In particle systems, flocking refers to the phenomenon where particles' individual velocities eventually align. The Cucker-Smale model is a well-known mathematical framework that describes this behavior. Many continuous descriptions of the Cucker-Smale model use PDEs with both particle position and velocity as independent variables, thus providing a full description of the particles mean-field limit (MFL) dynamics. In this paper, we introduce a novel reduced inertial PDE model consisting of two equations that depend solely on particle position. In contrast to other reduced models, ours is not derived from the MFL, but directly includes the model reduction at the level of the empirical densities, thus allowing for a straightforward connection to the underlying particle dynamics. We present a thorough analytical investigation of our reduced model, showing that: firstly, our reduced PDE satisfies a natural and interpretable continuous definition of flocking; secondly, in specific cases, we can fully quantify the discrepancy between PDE solution and particle system. Our theoretical results are supported by numerical simulations.

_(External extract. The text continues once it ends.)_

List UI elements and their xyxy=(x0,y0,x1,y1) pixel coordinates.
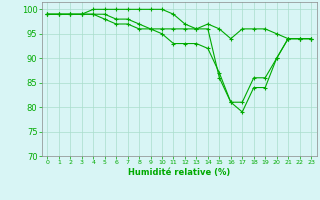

翻译：在粒子系统中，集群现象指粒子的个体速度最终趋于一致。Cucker-Smale模型是描述该行为的经典数学框架。现有大多数Cucker-Smale模型的连续描述采用以粒子位置和速度为独立变量的偏微分方程，从而完整描述了粒子平均场极限动力学。本文提出一种新颖的简化惯性PDE模型，该模型仅包含两个依赖于粒子位置的方程。与其他简化模型不同，我们的模型并非从平均场极限推导而来，而是直接在经验密度层面进行模型简化，从而能够与底层粒子动力学建立直接联系。我们对简化模型进行了全面的理论分析，证明：首先，该简化PDE满足直观可解释的连续集群定义；其次，在特定情形下可以完整量化PDE解与粒子系统之间的差异。理论结果均通过数值模拟验证。